Петро пишет Иде письма; закончив, дает мне подписать. Фразы начинаются с тире, словно это отчет по окончании учебного года. Если подсчитать, оказалось бы, что за двадцать с лишним лет мы разговаривали друг с другом месяц. Целая неделя этих диалогов начинается со слов «куда» и «где». Куда ты положила спички? Где мои носовые платки? Куда подевались ножницы? Где это, где то? Хорошо, Петро, что ты поддерживал в жизни порядок. Я твердила, что она состоит из деталей.
Теперь передо мной важная задача: закончить восклицательный знак и оторваться от земли, перенестись чуть дальше, чтобы поставить точку. Топать вверх-вниз, еще и еще раз, чтобы вертикальная линия получилась отчетливой, утомительно. Сердце колотится, во рту пересыхает. Я присаживаюсь на свои толстые юбки. Беру горсть снега, который медленно тает во рту. Отдает металлом – вот он, вкус неба. Давным-давно, в школе, Петро растапливал снег в стакане, чтобы показать малышам, какой он грязный и почему его нельзя есть. Но этот снег чистый, тут, на горе, его не осквернит ни человеческое дыхание, ни печной дым, ни единый след. Серны и лисы бестелесны, они снега не коснутся. Только я способна его исписать. Снег скрипит у меня под ногами, белая пыль серебрит краешек юбки.
Полдень. Я плетусь с горы домой, стаскиваю с себя мокрые шмотки, подкидываю в печь дров. Бросаю Текле раскрошенный пирог – может, она наконец попросит чаю. На мгновение засыпаю, в одежде, стоя.
– Петро? – спрашиваю я темноту на веранде. – У тебя тихо, свеча вчера догорела, от ее гибкой восковой силы осталось плоское пятно. Так что я лягу рядом с тобой в этой снежной серости. Мне уже необязательно видеть или прикасаться. Можешь не разговаривать со мной, я освобождаю тебя от этих мелких докучных обязанностей.
Мне больше ни к чему оставшаяся жизнь. Я бы отдала ее за одно плавное движение твоей руки, приподнявшейся, чтобы приласкать меня. Но торговаться не с кем.
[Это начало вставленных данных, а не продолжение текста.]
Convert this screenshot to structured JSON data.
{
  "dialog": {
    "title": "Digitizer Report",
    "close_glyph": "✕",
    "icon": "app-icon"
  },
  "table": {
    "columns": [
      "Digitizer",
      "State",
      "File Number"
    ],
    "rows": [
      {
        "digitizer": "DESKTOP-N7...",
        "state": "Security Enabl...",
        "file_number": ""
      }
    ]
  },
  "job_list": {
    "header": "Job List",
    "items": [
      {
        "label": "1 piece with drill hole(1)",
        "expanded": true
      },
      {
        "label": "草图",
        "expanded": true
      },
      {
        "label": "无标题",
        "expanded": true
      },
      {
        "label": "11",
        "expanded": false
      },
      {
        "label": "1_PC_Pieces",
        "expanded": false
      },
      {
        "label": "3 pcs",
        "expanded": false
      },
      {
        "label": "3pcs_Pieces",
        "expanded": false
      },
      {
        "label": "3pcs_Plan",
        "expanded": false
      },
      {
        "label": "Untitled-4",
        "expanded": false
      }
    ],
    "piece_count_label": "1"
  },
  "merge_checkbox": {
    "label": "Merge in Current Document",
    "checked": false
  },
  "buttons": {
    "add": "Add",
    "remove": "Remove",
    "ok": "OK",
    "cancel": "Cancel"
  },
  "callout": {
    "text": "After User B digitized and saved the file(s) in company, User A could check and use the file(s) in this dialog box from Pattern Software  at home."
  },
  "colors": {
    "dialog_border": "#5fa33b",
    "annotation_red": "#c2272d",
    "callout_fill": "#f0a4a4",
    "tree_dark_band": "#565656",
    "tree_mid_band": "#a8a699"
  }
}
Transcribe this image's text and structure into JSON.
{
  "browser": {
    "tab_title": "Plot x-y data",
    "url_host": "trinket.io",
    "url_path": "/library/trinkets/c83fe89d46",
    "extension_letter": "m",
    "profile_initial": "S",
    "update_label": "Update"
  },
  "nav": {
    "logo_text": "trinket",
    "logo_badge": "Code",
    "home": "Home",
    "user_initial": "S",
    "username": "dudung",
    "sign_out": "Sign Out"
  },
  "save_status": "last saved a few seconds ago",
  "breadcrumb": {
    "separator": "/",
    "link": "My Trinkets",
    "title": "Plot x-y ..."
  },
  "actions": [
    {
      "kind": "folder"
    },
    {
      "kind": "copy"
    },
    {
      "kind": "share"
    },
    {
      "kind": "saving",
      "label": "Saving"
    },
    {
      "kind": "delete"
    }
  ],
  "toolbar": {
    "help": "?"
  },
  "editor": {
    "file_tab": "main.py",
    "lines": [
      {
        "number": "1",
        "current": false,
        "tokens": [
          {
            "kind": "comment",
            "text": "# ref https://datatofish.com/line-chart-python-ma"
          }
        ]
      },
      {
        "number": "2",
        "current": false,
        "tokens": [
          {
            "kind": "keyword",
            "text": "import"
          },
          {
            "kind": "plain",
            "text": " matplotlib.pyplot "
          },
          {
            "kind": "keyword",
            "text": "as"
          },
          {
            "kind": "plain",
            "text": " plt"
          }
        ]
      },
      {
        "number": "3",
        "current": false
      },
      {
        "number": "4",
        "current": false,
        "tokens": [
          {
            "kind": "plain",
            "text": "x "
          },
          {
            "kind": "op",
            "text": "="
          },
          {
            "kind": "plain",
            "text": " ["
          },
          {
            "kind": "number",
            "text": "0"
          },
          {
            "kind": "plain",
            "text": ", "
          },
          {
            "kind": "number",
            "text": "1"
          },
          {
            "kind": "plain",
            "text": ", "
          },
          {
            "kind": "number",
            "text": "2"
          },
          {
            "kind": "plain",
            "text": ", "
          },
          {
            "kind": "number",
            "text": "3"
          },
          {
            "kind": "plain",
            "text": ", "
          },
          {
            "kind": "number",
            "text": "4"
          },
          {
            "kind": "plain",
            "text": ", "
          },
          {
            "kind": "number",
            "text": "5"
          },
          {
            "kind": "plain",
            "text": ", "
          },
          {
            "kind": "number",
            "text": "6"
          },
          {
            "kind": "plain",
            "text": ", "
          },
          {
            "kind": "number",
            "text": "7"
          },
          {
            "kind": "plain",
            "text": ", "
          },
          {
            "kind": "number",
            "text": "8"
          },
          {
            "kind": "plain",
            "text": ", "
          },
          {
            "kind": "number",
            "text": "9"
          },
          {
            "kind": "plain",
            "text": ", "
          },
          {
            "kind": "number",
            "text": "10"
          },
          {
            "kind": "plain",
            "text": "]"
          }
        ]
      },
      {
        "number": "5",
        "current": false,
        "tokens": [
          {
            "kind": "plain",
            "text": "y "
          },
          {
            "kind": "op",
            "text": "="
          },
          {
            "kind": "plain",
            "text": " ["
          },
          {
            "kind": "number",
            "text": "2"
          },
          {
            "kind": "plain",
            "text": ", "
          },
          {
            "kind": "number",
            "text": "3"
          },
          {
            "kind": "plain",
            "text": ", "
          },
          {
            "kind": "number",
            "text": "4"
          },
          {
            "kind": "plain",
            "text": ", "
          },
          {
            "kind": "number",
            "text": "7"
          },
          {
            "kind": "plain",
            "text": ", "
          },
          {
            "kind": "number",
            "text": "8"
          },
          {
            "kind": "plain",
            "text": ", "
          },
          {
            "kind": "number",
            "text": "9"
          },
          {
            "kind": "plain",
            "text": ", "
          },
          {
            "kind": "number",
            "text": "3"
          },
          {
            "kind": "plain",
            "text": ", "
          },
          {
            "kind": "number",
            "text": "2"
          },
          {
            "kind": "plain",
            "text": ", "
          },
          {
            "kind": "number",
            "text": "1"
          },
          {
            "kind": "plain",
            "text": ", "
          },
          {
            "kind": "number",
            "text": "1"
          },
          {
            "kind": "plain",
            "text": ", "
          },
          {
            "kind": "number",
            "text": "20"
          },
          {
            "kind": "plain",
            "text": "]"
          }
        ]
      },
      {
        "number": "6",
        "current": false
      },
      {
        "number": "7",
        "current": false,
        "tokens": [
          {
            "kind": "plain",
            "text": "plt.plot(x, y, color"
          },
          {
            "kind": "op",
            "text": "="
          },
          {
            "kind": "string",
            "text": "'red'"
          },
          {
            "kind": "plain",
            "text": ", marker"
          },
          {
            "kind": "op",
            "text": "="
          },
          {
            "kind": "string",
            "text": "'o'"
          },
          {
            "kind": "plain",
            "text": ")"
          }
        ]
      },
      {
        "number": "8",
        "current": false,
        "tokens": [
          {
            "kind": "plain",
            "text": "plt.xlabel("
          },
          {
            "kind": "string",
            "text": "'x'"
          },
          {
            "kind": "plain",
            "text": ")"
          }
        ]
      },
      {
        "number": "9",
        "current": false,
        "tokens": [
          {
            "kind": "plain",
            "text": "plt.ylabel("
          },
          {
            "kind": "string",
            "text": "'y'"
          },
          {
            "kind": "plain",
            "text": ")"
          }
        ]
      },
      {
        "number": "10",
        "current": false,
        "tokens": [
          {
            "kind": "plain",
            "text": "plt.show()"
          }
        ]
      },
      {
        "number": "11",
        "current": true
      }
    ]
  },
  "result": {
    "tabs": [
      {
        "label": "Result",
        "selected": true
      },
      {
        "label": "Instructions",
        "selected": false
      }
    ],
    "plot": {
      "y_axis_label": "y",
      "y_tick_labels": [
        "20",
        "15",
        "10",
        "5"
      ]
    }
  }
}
Мир только мешал. Вечно поворачивался к нам своими колючками, топорщился, мы разбивали колени о его острые края, он, как никто другой, умел намять бока. Так что мы перестали обращать на него внимание. Нам удавалось не спускаться в деревню целыми месяцами. Там, внизу, царили его законы, жестокие и поспешно придуманные, всегда враждебные. Когда утром мы выходили на порог и под нами простиралась вся долина, мне казалось, что мы недосягаемы, что поднялись над ними, и здесь, в вышине, они нас не достанут. Каждый спуск причинял боль – потому что напоминал об утраченном и искушал непережитым. Обещал смутные возможности, крупицы счастья, нашептывал, будто жизнь может быть спокойной и гладкой, а мы – здоровыми и счастливыми, как сказочные герои. Конечно, это было вранье – вернись мы в долины, в деревни и города, лежавшие в грязных густых туманах, он разорвал бы нас и разделил. Он всегда этого добивался, так он стремится поступить с каждым и чаще всего преуспевает. Таков основной его механизм – разъединять людей, разбрасывать в разные стороны, словно безвольных кукол, превращать в отдельные неприкаянные точки, позволить им заблудиться и забыть друг друга. Это несложно – достаточно убедить их, что ошибки нельзя исправить, а приговоры – отменить, что решения принимаются раз и навсегда и никаких «но» не существует. И еще: будто настоящее могло быть иным. Нет яда страшнее.
Но мне на это плевать. Небо большое и чистое, с твоей веранды я отчетливо вижу сломанную ручку ковша Большой Медведицы и обе звезды, большую и маленькую. Мы – воины света.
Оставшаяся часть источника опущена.